Ertesi gün öğleye doğru Belgrad’a geldik. Belgrad Garı depremden hasara uğradığı için tren küçük bir istasyon binasının önünde durdu. Burada Almanya’dan gelecek trene aktarma olacaktık. Hava korkunç soğuk. Tipi halinde kar yağıyor. İstasyonun bekleme salonunda iğne atsanız yere düşmeyecek. Yemek yiyecek bir yer arıyorum. Tren gecikmeli. Sırtımda kalın bir palt, yünlü spor bir ceket, dik yakalı bir kazak, ayaklarımda yün çoraplar başımda yine yün bir kasket olmasına rağmen üşüyorum. Eldivenlerim işe yaramıyor. Nasılsa boş bulduğum tuvalette aynaya bakıyorum, uzayan sakalımla daha çok bir hayduda benziyorum.
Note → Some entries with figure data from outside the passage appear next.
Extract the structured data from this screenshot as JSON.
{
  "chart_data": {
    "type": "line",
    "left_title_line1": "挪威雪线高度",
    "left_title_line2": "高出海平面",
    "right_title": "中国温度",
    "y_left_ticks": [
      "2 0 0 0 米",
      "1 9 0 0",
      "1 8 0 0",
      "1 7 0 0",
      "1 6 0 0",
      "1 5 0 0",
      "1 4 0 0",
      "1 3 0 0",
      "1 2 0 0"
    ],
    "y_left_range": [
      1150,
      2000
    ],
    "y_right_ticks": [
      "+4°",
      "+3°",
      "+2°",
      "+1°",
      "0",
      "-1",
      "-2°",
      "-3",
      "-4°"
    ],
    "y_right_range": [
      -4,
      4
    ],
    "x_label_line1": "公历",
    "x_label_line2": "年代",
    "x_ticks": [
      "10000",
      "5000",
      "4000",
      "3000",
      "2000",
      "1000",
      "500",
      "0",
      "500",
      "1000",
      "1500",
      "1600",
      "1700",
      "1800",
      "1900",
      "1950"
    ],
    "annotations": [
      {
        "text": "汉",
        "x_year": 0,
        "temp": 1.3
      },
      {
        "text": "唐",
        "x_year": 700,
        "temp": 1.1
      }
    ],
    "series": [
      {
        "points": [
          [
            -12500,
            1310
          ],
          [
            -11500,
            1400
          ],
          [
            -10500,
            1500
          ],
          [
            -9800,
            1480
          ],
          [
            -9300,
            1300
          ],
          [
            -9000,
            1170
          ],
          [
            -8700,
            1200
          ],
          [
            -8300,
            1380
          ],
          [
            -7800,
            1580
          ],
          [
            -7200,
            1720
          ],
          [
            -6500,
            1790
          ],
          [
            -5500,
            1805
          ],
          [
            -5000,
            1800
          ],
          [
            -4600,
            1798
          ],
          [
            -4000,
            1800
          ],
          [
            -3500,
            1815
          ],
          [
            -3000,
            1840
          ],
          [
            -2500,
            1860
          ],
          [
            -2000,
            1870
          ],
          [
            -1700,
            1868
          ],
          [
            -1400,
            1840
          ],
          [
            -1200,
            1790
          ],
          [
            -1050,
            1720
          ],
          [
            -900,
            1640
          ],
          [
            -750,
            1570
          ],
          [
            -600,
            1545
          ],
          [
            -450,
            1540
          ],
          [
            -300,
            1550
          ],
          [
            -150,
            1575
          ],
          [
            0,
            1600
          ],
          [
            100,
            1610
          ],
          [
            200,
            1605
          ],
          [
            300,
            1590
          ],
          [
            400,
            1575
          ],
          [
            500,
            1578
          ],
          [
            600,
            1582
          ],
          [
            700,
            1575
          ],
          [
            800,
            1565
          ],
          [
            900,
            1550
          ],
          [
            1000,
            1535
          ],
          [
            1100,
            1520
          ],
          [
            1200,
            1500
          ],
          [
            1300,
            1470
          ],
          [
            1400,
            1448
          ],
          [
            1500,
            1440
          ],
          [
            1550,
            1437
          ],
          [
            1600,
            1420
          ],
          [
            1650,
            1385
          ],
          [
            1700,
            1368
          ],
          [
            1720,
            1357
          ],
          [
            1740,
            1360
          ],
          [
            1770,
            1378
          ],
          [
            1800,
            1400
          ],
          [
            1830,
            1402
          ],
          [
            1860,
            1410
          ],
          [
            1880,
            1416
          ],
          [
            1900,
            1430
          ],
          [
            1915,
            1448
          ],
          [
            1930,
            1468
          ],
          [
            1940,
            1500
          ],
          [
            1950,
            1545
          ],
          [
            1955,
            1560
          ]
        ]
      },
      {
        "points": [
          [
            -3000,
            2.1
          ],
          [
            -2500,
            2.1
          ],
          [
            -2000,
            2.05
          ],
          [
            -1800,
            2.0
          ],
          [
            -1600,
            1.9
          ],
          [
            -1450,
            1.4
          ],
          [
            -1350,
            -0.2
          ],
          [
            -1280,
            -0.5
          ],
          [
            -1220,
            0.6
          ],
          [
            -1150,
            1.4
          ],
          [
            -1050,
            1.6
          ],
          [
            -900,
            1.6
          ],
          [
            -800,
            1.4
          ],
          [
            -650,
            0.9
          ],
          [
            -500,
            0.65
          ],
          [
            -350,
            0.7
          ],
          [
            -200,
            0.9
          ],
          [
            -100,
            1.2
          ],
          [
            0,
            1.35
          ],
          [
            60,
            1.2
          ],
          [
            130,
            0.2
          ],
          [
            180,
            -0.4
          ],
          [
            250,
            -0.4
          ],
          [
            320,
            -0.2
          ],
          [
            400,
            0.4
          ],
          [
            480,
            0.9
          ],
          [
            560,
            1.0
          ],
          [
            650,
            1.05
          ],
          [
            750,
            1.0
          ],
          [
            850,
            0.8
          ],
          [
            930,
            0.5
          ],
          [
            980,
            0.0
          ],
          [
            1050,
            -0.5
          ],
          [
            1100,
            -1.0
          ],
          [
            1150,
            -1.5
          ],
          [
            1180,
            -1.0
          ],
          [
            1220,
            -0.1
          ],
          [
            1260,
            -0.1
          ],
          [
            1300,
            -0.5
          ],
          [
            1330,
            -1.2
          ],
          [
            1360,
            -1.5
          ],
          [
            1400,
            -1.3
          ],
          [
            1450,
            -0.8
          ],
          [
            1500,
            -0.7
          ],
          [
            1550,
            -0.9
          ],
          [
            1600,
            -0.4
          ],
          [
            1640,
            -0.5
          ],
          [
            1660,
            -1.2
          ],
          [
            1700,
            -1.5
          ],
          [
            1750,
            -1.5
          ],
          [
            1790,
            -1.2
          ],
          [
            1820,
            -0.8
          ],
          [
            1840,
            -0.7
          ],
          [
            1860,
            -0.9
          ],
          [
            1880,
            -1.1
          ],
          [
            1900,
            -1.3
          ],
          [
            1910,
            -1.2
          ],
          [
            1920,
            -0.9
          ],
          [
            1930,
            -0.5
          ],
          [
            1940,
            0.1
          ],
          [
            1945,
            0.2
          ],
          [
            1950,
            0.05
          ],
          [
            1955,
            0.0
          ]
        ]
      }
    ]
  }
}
Neden sonra tren geliyor. Bir ana baba günü. Böyle trenleri savaş içinde Anadolu^’da bıraktığımı sanıyordum. Vagonlar kapılarına kadar tıklım tıklım dolu. Avcuna üçbeş kuruş sıkıştırdığım Yugoslav hamalın arkamdan itmesi sayesinde bir vagonun sahanlığına ayağımı basacak kadar yer buluyorum. Tam helânın önündeyim. Helânın içine de biri oturmuş. Bende valizimi kapının kenarına iliştirip üstüne tünüyorum. Tren hareket ediyor. Sırtıma doğru korkunç bir soğuk geliyor. Bakıyorum kapının penceresi kırık. Bu şekilde gidersek sabaha sağ çıkamam. Ne yapacağımı düşünüyorum. Kımıldamam olanaksız. Bin güçlükle cebimden bir sigara çıkarıp yakıyorum. Tam o sırada koridorda bir dalgalanma oluyor. Çeşitli dillerden bağrışmalar, haykırışlar işitiliyor ve hepsini bastıran Türkçe bir ses:
“Destur Yağlı Boya Değmesin”
Çevremdekiler gibi, bende şaşkınca bakıyorum. Balık istifini yararak iki adam geliyor bize doğru. En öndeki, iki metreye yakın boyu, kara saçları, kara bıyıkları, esmer yüzü, pehlivan yapısıyla heybetli bir adam. Oradaki bütün yolcuların aksine çok daha düzgün kılıklı. Sırtında lacivert takım elbise, gıcır gıcır bembeyaz bir gömlek, lacivert kravat. Ceketinin göğüs cebinde birde beyaz mendil vardı, sanırım. Helânın dolu olduğunu görünce durdu. Arkasında yine onun gibi giyinmiş ama çok daha ufak tefek adama döndü:
“ulan helânın içine bile oturmuşlar”
O sırada gözü bana takıldı. Elindeki sigaradan, daha doğrusu tütünün kokusundan anladı herhalde Türk olduğumu:
“Hemşerim sen Türk değimlisin?” dedi.
“Türküm..” dedim.
“Ne arıyorsun burada?”
Trene bindiğimi yer bulamadığımı anlattım. Paris’ten geldiğimi öğrenince güldü.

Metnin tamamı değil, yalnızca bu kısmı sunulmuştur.